Second, some previously carried out studies tested the usefulness of their methods on small-size datasets [63, 64]. Therefore, their proposed approaches could not be embedded into software packages due to their lower performances on large-size data. To address the mentioned restriction, a voting-based ML framework was introduced and applied to the different datasets having various properties. It was shown that the suggested framework could boost the prediction power of classification systems on both the small and large-size datasets whereas the previously introduced ML techniques lost their performances on large-size datasets. For example, Arabi et al. introduced and developed a perceptron-based artificial neural network for classifying 13 clinical/biological datasets and showed that their designed artificial neural network had a higher prediction ability than the other performed methods [25]. Arabi’s proposed method generated a distinct model for every class of a given data and categorized a data sample into a group whose related model represented the highest value of score. However, the outcomes of the present study exhibited that the mentioned ML method (introduce by Arabi et al.) suffered from overfitting on the small-size datasets. In other words, the proposed voting-based ML system yielded a more powerful prediction model on large-size datasets than the previously performed approaches. On the small-size datasets, the efficiency of the proposed ML framework was slightly lower than that of Arabi’s method in terms of the classification criteria. This issue was probably because of overfitting Arabi’s approach on the small-size datasets.

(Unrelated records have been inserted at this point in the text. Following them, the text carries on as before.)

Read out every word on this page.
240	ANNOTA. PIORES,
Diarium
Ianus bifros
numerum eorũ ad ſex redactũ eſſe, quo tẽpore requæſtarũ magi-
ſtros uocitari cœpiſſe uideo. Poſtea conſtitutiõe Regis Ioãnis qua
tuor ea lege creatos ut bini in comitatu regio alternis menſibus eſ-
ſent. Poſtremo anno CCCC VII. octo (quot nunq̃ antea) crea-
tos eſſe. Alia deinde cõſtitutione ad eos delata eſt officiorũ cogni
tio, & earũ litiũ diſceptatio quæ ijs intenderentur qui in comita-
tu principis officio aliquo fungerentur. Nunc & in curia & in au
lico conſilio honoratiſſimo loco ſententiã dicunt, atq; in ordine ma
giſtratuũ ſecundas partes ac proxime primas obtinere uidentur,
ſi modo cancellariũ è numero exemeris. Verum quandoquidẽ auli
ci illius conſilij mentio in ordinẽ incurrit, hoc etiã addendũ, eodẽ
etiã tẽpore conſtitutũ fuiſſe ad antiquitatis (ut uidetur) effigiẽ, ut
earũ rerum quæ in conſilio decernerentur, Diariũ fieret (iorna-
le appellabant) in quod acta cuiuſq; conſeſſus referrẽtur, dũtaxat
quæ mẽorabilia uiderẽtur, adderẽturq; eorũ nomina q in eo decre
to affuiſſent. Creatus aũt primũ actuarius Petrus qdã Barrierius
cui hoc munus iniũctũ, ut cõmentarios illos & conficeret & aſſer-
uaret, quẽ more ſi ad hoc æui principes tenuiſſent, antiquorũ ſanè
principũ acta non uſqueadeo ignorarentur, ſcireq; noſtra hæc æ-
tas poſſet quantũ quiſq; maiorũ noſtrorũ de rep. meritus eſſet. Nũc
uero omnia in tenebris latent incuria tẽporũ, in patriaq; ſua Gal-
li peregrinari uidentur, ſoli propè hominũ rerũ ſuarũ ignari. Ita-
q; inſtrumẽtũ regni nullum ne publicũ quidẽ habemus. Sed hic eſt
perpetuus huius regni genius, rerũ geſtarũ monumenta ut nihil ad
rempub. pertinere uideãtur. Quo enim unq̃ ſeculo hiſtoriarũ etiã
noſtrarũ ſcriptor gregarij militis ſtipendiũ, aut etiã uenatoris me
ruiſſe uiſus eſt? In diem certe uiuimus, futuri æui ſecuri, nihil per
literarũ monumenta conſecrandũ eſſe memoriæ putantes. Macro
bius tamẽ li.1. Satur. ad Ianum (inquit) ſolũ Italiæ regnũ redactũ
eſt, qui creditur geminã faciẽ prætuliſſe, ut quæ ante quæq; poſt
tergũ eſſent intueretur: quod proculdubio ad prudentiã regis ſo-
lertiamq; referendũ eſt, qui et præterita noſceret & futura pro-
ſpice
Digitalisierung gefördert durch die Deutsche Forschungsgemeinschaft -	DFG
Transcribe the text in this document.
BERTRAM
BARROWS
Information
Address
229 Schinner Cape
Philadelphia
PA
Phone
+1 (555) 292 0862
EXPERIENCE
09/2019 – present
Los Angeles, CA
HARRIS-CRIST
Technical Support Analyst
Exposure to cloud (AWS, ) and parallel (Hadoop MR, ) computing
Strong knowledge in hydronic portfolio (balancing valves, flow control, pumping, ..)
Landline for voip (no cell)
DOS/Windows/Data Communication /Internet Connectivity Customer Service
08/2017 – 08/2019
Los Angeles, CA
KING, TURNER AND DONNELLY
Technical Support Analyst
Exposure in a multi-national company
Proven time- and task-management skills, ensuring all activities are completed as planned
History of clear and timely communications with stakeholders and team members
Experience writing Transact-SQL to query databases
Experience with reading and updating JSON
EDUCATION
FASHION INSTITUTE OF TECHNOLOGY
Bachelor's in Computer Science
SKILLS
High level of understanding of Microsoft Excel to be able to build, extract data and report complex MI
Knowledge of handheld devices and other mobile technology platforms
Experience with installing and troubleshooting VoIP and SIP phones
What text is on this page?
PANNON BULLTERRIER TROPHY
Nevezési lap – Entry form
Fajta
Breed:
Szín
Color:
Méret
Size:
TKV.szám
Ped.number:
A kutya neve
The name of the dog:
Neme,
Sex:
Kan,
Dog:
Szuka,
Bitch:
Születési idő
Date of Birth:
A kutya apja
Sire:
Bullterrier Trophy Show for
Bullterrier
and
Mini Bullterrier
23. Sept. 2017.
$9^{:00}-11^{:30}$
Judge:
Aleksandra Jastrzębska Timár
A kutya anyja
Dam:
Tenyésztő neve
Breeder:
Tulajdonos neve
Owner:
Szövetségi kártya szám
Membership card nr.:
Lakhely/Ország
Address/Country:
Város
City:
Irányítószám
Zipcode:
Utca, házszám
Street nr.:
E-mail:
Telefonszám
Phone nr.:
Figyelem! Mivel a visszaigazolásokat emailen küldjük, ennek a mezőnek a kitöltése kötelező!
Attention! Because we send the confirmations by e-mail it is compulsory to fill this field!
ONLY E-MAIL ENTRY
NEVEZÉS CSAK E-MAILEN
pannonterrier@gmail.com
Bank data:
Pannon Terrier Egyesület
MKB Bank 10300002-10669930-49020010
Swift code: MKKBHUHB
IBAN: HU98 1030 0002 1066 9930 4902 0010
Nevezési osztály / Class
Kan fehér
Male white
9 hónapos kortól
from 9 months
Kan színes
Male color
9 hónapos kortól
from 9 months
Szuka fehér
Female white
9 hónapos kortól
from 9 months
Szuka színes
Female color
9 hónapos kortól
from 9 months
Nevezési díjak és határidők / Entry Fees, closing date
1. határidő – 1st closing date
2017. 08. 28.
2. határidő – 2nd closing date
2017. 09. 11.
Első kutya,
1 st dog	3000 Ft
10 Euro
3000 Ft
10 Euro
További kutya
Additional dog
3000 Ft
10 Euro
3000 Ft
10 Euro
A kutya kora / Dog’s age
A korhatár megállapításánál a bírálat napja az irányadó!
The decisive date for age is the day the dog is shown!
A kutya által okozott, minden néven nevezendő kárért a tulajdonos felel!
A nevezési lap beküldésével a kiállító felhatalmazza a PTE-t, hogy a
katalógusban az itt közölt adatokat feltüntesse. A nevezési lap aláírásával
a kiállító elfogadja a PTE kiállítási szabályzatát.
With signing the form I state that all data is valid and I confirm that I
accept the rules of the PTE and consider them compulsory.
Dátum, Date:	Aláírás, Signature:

Like all the other previously carried out studies, the present work also might suffer from some limitations. Especially, the current study was organized based on the five OAs producing non-deterministic but acceptable outcomes. Hence, in designing a healthcare system, the deterministic rate may decrease. To deal with such a limitation, a possible solution can be identifying a proper configuration of algorithms that can correctly display a synergic effect. However, obtaining such a configuration seems to be a challenging task. Collectively, a combination of algorithms, such as various types of operators for changing CSs, might be an advantageous approach.

Conclusion

This study extended our previously introduced optimization algorithm, Trader, to select a near-optimal subset of features/genes and proposed a voting-based machine learning technique to classify large-size biological/clinical datasets. According to the acquired results, it was indicated that the suggested voting-based classification framework yielded better predictions than the other previously performed studies. As a result, this technique can be considered an effective diagnosis/treatment approach such as discovering potential biomarkers and drugs to combat different diseases. In addition, the outcomes indicated that the feature selection concept is an essential preprocessing phase not only for large-size biological/clinical datasets but also for small-size ones, whereas most of the prior studies neglected the effect of the feature selection concept in their computational methods.